Yes, this is an internal matter and should be resolved internally. But since large sections of India border the Madhes, it would be sensible for India to give priority to this region. Unfortunately, this has never happened yet.

Perhaps the Modi government should think of breaking from the past by attaching more importance to the Madhes. This could even help serve India’s interests better as increased interest in the Madhes alone can help check anti-Indian activities. Only then can India prevent its border regions in Uttar Pradesh and Bihar from being exposed to anti-India elements. The crucial niche for Indian interest in Nepali politics, therefore, is the Madhes.

Neighbours first

On July 21, a group of Madhesi youth protested at Jantarmantar in New Delhi and submitted a memo to the Prime Minister’s Office demanding a revision of the 1950 Nepal-India Treaty of Peace and Friendship. They also demanded equal distribution of the Indian aid and assistance to the Madhes under the banner ‘Hum Madhesi aap ke padosi hain’ (We Madhesis are your neighbours). They claimed that Madhesis are unfairly treated in Nepal and barred from joining the Nepal Army and government institutions. Additionally, the Indian Army too does not recruit Madhesis into its Gorkha regiments.

Madhesis have strong cultural and social ties to UP and Bihar and Modi’s development assistance for the Madhes can have positive impacts on the electorates of these two populous states. Nepali FM stations operating in Tarai districts, particularly along the border region, can be easily heard in Indian border areas. So Modi’s visit to the Madhes, or any form of assistance, will definitely have some impact in UP and Bihar.

India has always found it difficult to balance its relationship with the Nepali hills and the Madhes. Anti-Indian sentiments are more visible in the hills than in the Tarai. A large percentage of the Madhesi population is democratic and pro-India.

In India, Prime Minister Modi has an image of supporting the autonomy of different identity groups. The BJP has always supported the creation of autonomous states such as Jharkhand, Chhattisgarh, Telangana and is also in favour of Gorkhaland. That’s why BJP candidate Surinder Singh Ahluwalia won the Darjeeling Lok Sabha seat in northern West Bengal.  

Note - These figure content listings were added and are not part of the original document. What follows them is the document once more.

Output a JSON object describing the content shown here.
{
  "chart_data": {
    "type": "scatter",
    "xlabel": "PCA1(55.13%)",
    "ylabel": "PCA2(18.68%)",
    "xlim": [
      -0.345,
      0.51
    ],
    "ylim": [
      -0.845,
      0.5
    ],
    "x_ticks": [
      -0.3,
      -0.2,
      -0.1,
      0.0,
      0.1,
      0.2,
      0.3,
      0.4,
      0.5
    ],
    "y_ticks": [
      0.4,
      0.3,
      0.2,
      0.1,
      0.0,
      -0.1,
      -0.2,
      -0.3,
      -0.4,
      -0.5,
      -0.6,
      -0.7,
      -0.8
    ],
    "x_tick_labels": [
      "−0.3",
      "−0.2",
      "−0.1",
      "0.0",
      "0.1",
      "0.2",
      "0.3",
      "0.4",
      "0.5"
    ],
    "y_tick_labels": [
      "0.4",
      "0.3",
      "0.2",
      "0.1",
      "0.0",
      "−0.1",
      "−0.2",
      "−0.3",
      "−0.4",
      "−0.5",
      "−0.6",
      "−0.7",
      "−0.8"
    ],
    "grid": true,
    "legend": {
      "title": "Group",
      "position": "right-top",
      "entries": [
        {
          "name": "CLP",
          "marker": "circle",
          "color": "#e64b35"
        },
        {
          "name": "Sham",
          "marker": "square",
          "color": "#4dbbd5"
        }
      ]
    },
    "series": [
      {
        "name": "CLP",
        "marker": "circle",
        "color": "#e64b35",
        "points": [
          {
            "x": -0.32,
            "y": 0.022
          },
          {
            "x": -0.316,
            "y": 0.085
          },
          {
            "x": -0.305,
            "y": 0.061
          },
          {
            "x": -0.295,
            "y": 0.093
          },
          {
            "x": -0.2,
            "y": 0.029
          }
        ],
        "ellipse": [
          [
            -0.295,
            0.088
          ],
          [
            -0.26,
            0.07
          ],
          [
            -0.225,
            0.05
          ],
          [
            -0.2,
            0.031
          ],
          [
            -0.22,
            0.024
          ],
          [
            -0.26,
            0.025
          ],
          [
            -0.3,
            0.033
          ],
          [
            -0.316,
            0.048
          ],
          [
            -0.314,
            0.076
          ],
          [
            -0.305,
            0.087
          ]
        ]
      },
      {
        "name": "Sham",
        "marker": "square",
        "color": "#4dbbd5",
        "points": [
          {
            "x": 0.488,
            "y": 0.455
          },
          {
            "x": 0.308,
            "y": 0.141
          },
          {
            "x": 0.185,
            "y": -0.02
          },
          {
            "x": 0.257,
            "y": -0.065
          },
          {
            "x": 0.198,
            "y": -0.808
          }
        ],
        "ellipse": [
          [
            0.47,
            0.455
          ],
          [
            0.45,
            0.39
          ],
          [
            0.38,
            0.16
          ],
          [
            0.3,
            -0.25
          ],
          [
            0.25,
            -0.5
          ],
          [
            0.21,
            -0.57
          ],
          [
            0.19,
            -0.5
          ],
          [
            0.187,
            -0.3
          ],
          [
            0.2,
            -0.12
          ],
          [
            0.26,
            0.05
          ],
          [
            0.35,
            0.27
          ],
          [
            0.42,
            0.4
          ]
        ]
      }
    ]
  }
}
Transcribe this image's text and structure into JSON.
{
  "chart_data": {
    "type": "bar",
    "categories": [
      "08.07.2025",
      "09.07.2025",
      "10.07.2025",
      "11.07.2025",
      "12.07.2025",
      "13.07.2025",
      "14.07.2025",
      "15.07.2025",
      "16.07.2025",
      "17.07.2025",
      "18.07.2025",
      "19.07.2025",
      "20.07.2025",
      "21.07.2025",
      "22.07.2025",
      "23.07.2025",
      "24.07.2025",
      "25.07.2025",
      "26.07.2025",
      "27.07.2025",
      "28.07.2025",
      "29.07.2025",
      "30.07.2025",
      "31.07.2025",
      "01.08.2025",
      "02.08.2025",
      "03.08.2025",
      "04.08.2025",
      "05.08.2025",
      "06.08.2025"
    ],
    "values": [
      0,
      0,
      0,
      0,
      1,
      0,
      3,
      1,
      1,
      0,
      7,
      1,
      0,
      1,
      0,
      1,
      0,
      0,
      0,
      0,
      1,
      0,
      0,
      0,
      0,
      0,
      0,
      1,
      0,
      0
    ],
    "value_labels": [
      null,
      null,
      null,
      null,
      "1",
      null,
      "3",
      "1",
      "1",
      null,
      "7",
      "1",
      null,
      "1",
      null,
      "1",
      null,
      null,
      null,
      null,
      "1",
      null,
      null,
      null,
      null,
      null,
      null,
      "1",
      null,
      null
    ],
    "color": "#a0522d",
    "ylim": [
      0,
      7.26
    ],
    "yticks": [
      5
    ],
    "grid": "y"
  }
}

The BJP election manifesto also mentioned its support for smaller states that are based on identity. It talked about Gorkhas, Adivasis and other peoples in Darjeeling and the Dooars; of the Kamtapuri, Rajbongshi and other peoples of North Bengal (including recognition of their language); and to take initiatives for a permanent solution to long-pending issues of Bodos and other tribal communities of Assam, the peoples of Sikkim, Leh, Ladakh and Lakshadweep. Will Prime Minister Modi, whose party has an absolute majority in the Indian Parliament, support similar aspirations of Madhesis, indigenous communities and other marginalised communities in Nepal?


A Modi doctrine

If he chooses to visit, Modi will receive a warm welcome in the Madhes, where he can glimpse people like him, clad in dhotis and speaking similar languages. Cross-border security issues are on Modi’s checklist and for this, he needs to visit the borders of the Tarai. Tackling the many misdeeds of the Sashastra Seema Bal along the border area should also be a key agenda. Modi can even offer a plan to develop the Ganga in Janakpur.

The last Indian Prime Minister who paid an official visit to Nepal was Inder Kumar Gujral in 1997, during the height of his ‘Gujral Doctrine’ which said that India, being the largest country in South Asia, should be willing to give more to its neighbours and not expect reciprocity. Along these lines, the new generation of Nepalis is expecting equal treatment and fair distribution of Indian assistance to all groups and regions. Columnist CK Lal, at the launch of Prashant Jha’s book Battles of the New Republic, said that India’s relations with Nepal were that of a tiger and mouse, with India playing the role of tiger. This must change. India must rebrand its image along a new ‘Modi Doctrine’ in favour of mutual respect that will further cements the ties between the two sovereign nations.